16.

Und Lehrer Kikuchi? Er gab ihn fort, in die Welt, seinen Jungen. Nach einem knappen Jahr (seine Verhaftung wurde ignoriert) schickte man ihn in Pension, und ein Abgrund an Freizeit tat sich vor ihm auf, ein endloser Ozean des Nichtstuns.

Er erschrak, ging dann in sich und realisierte mit Genugtuung, er habe doch noch einiges zu erledigen. Zuallererst wollte er sich die unattraktiven Stahlzähne entfernen lassen, die man ihm einst in den Kiefer geschraubt hatte, weil er als Kind zu sehr dem Genuß von Süßigkeiten zugesprochen hatte.

Aus der ihn zermahlenden Angst vor der zu erwartenden Tortur und um seinen Körper und seinen Geist zu bändigen, begann er jeden Spätnachmittag, den Sportklub zu besuchen, um das Bogenschießen zu erlernen.

Man achtete ihn dort, und er bewies Talent und sportliche Eleganz, und wenn er den Bogen über die Stirn hob und sein Dasein leerte, es eins werden ließ mit Pfeil und Zielscheibe, gelang es ihm, nicht nur Masahikos Antlitz verschwinden zu lassen, sondern auch die pausenlosen monströsen Gedanken an seine Zähne und an die ihm bevorstehende Operation.

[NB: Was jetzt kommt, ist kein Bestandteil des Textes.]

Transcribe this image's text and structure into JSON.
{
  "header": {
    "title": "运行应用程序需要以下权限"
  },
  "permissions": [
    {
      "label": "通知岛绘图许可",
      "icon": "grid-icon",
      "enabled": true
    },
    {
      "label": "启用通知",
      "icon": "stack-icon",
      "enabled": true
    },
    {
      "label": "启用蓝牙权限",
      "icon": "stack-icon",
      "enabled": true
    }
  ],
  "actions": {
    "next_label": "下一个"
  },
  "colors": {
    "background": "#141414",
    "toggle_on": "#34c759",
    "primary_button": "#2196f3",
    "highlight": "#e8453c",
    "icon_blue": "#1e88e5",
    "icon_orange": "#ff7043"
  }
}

Nach den jeweils zwei abgeschossenen Pfeilen glitt er, den peniblen Regeln des Bogenschießens gemäß, geistergleich auf weißen Socken zurück in den Hinterraum, verneigte sich vor dem roten Sonnenrund der japanischen Flagge über ihm an der Wand, um sich die nächsten beiden Pfeile abzuholen, die dort auf einem Tisch für ihn bereitlagen.

Und wenn er sich spätabends auf den Heimweg machte, mit der Straßenbahn durch belebte Viertel fuhr, spürte er dank des Bogenschießens die Einsamkeit des Alters nicht mehr, die sich nach der Pensionierung um ihn gelegt hatte wie ein abgezogenes Hasenfell. Er wußte, er würde sich zu Hause Tee kochen können, etwas Reis essen und die Schatten beobachten.

Zaghaft, fast schüchtern, um die fragile Vorstellung nicht zu stören, dachte er über die Möglichkeit nach, sich ein Hobby zuzulegen. Dereinst, so stellte er es sich lächelnd vor, werde er porzellanerne Fingerhüte sammeln. Die Stahlzähne ließ er im Mund. Von den Deutschen, von Botschafter Solf hörte er nie wieder; einmal noch kam ein kleiner Geldbetrag, den er aufbewahrte, um sich zum letzten runden Geburtstag bevor er starb in einem gehobenen Restaurant der Hauptstadt ein wunderbares Abendessen zu leisten.